Simple tools
In this example we'll look at a simple way to have the model choose among tools or give a straight answer, using structured data extraction. This can be advantageous to keep tool usage independent of model provider.
We'll use a Llama-3 8B model. Please make sure you have its file in the folder "../../models". You can use any GGUF format model, don't forget to set its filename in the name variable below, after the text "llamacpp:". Or you could likewise use any other remote model from any provider.
Jupyter notebook and Python script versions are available in the example's folder.
Let's create the model:
from sibila import Models
# load env variables like OPENAI_API_KEY from a .env file (if available)
try: from dotenv import load_dotenv; load_dotenv()
except: ...
# delete any live model
try: model.close(); del model
except: pass
Models.setup("../../models")
name = "llamacpp:Meta-Llama-3-8B-Instruct-Q4_K_M.gguf"
# name = "openai:gpt-4o"
model = Models.create(name)
We'll use an enumerator to choose which tool to use and a generic field for the arguments of the tool call.
A special value of NO_TOOL signals that the model is giving a straight answer and no tool is being used.
It's important to explain what each tool does in the instructions text, so the model "knows" what to do.
from typing import Literal
from pydantic import (
BaseModel,
Field
)
# which tool to use?
AnswerType = Literal["NO_TOOL", "WEB_SEARCH", "CALCULATOR", "NEW_NOTE"]
class AnswerOrTool(BaseModel):
answer_type: AnswerType
argument: str
inst = """\
If user requests live information, answer_type should be WEB_SEARCH and the argument field should be the query.
If the user requests a calculation, don't do the math, instead answer_type should be CALCULATOR and the argument field should be the math expression.
If the user asks to create a new note, answer_type should be NEW_NOTE and the argument field should be note's subject.
Otherwise, answer_type should be "NO_TOOL" and the answer should be given in the argument field.
"""
Let's now try a few queries to see how the model behaves:
queries = [
"Can you write a simple poem?",
"What's the current NVIDIA stock market value?",
"How much is 78*891?",
"Create a new note to call Manuel to invite him to come over and visit me",
]
for q in queries:
res = model.extract(AnswerOrTool, q, inst=inst)
print(q)
print(res)
print()
Can you write a simple poem?
answer_type='NO_TOOL' argument='Here is a simple poem, with words so sweet,\nA gentle breeze that whispers at your feet.\nThe sun shines bright, the birds sing their song,\nAnd all around, life is strong.'
What's the current NVIDIA stock market value?

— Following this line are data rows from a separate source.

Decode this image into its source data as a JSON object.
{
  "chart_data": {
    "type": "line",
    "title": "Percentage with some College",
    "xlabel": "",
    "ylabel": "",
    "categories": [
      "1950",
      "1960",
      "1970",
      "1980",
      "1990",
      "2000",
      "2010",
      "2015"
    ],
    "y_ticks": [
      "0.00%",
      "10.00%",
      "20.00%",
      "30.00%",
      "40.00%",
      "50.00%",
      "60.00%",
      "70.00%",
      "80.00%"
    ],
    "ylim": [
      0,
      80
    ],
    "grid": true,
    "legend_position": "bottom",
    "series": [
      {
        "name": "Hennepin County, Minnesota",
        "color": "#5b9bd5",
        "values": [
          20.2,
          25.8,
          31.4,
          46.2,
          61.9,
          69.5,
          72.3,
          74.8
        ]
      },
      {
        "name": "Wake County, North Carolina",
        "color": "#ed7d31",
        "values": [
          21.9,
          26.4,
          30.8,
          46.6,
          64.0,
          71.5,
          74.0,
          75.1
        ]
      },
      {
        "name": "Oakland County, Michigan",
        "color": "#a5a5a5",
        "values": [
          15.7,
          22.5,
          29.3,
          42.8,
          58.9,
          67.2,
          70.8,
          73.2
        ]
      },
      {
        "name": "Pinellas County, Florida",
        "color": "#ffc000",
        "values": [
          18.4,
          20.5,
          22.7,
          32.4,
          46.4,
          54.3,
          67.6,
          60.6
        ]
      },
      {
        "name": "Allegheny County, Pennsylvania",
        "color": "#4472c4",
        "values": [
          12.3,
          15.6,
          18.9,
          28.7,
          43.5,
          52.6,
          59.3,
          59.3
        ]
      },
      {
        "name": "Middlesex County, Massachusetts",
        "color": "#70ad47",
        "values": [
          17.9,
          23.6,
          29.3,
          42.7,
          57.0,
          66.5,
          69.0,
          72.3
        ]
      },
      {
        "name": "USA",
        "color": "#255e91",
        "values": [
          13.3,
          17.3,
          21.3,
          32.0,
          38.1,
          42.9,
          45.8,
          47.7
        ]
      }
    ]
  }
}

answer_type='WEB_SEARCH' argument='NVIDIA stock market value'
How much is 78*891?
answer_type='CALCULATOR' argument='78*891'
Create a new note to call Manuel to invite him to come over and visit me
answer_type='NEW_NOTE' argument='Call Manuel to invite him to come over and visit me'
Some of these tools should have their output feed back into the model for further queries. In this case we'd be better off using a message Thread, where the next IN message would contain the tool output and a query for the results we're looking for.